This restaurant is no longer trading. It has been replaced Hut & Soul Eatery -https://www.weekendnotes.com/hut-soul-eatery/ .
We first discovered Pondok Bali on Pulteney Street when we were looking for an Indonesian restaurant, with the hope that it would serve Tahu Telor, my father's favourite Indonesian dish. Tahu Telor is a tofu omelette served with julienned cucumber, peanut and a spicy sauce. Sadly Pondok Bali does not offer this dish; neither do any of the other Indonesian restaurants that we have visited. However we did enjoy the food during our first visit so we decided to return to see if their food was still as good. We were glad to find that the food was still delicious. Befitting taking part of its name from one of the islands in Indonesia, Pondok Bali serves a good range of Indonesian cuisine.
We enjoyed all the dishes that we ordered but were left a wee bit dissatisfied because the portions were not enough to yield complete pleasure. The eggplant in their Terung Belado (Spicy Eggplant) was soft with still a bit of bite to it and the sambal sauce gave the dish a delectable spicy hit.
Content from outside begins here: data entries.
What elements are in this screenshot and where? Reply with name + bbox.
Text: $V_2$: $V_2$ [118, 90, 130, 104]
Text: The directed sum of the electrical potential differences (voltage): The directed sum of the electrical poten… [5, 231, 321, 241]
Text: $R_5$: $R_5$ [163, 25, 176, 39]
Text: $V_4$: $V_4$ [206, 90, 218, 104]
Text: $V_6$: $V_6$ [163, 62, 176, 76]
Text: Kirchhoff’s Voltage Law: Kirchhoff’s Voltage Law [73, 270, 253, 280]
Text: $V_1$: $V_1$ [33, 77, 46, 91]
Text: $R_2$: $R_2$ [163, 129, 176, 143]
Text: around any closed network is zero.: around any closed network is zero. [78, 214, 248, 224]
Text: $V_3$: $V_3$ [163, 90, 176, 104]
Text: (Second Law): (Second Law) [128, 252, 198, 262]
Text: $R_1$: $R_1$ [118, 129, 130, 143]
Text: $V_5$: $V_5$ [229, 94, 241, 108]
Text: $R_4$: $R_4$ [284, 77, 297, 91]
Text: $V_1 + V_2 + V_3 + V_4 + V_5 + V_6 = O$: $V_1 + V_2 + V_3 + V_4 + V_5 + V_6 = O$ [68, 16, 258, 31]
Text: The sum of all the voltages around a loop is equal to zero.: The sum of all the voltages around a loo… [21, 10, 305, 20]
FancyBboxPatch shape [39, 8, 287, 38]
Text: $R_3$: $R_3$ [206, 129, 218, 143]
It was accompanied with slices of cucumber, lettuce and cabbage whose milder flavours helped to balance out the spiciness of the eggplant.
Terung Belado (Spicy Eggplant) (Photographed by Jonathan Phoon)
Out of the main dishes that we ordered, their Ayam Goreng Sanur (Sanur Fried Chicken) had the most generous serving size. The crisp coating of the chicken contrasted nicely with the tender meat. The chicken was served with a Balinese sweet lime sauce which brought out the flavour of the chicken. We think the hint of sweetness is from kecap manis, a sweet soy sauce that is used in Indonesian cuisine.
Ayam Goreng Sanur (Sanur Fried Chicken) (Photographed by Jonathan Phoon)
Pondok Bali's Ikan Acar Kuning (Turmeric Fish) had fish fillets which were fried to golden brown with the turmeric and candle-nut sauce complementing the flavour the fish and giving the dish a slight sour taste. Candle nuts are somewhat similar to macadamia nuts, but are a bit more bitter in flavour and slightly toxic when eaten raw.
Ikan Acar Kuning (Turmeric Fish) (Photographed by Jonathan Phoon)
We also ordered Martabak as it is one of our favourite dish. Martabak is roti prata with beef or chicken filling and is usually served with curry. The pastry of Pondok Bali's Martabak was crisp and of the right thickness with the beef and vegetable filling being a good partner to the pastry. It came with a serving of chilli sambal that can be spooned over the Martabak to give it a spicy hit.
Martabak (Photographed by Jonathan Phoon)
The restaurant had an Indonesian themed décor and the ambience was pretty inviting. Parking is available along the street where the restaurant is located. We enjoyed 25% off our total bill by using the Entertainment Book gold card. Yumtable has a more attractive offer of 30% off the total bill at the moment. Pondok Bali also offers a lunch deal which cost only $12.90.